There is accordingly strong unrefuted evidence that each of the disputed domain names was registered in bad faith.
As to bad faith use, the Complainant first cites the well known principle arising from Telstra Corporation Limited v. Ozuris, WIPO Case No. D2000-0003 and its progeny that passive use of the disputed domain name does not prevent a finding of bad faith use, particularly where there are “cumulative circumstances” found to be indicative of bad faith. See generally, WIPO Overview 2.0, paragraph 3.2. The Complainant accordingly asserts that to the extent that one of more of the twelve disputed domain names is inactive or “parked”, there nevertheless is bad faith use on the part of the Respondent; the Panel accepts this assertion on the facts here present. This said, there is also significant evidence of active bad faith use of most or all of the disputed domain names. The Complainant points out that the disputed domain name <firekeyboard.com> in particular, was being used in connection with a monetized parking page that included links to services associated with the FIRE trademark, such as phone accessories. Moreover, many of the sites to which the disputed domain names resolved or offered the disputed name for sale for amounts far in excess of the out of pocket costs that would be required for the registration of such domain name. The Panel visited (from a computer in Switzerland) all the sites to which all disputed domain names resolved to, and was able to confirm that all or most of the disputed domain name sites offered or appear to have offered the disputed (and other) domain names for sale for an amount that would constitute bad faith pursuant to Paragraph 4 (b)(i) of the Policy.

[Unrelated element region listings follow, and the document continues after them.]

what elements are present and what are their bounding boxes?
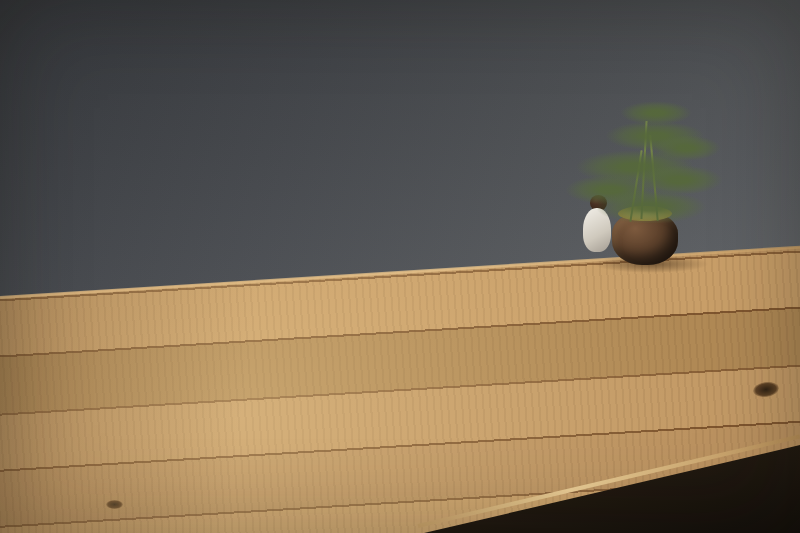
bonsai-plant — [565, 95, 727, 283]
fern-frond — [651, 135, 721, 161]
fern-frond — [595, 190, 707, 224]
photo-stage: 楚河 漢界 車馬象士將士象馬車砲砲卒卒卒卒卒兵兵兵兵兵炮炮車馬相仕帥仕相馬車 — [0, 0, 800, 533]
fern-frond — [620, 101, 692, 125]
wood-knot-icon — [106, 500, 123, 509]
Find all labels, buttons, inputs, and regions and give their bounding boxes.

For, example <firekeyboard.com> resolved to a site announcing “firekeyboard.com is for sale!” and inviting bids for the same; the site also contained offers to sell a wide variety of domain names incorporating the word “kindle” for prices that appeared to range from USD500 to 10,000; similar displays were found on the sites to which other disputed domain names resolved. The evidence of bad faith use within the meaning of the Policy is abundant, and there is no plausible good faith explanation for the Respondent’s conduct. There is also significant evidence that the Respondent has engaged in a pattern of such bad faith conduct as defined in paragraph 4(b)(ii) of the Policy, although it is not necessary to detail that finding in light of the other evidence of bad faith use and registration adumbrated above.
The Panel finds that the Respondent has both registered and used all of the disputed domain names in bad faith as defined in paragraph 4(a) (iii) of the Policy.
For the foregoing reasons, in accordance with paragraphs 4(i) of the Policy and 15 of the Rules, the Panel orders that the following disputed domain names:
be transferred to Complainant Amazon Technologies Inc.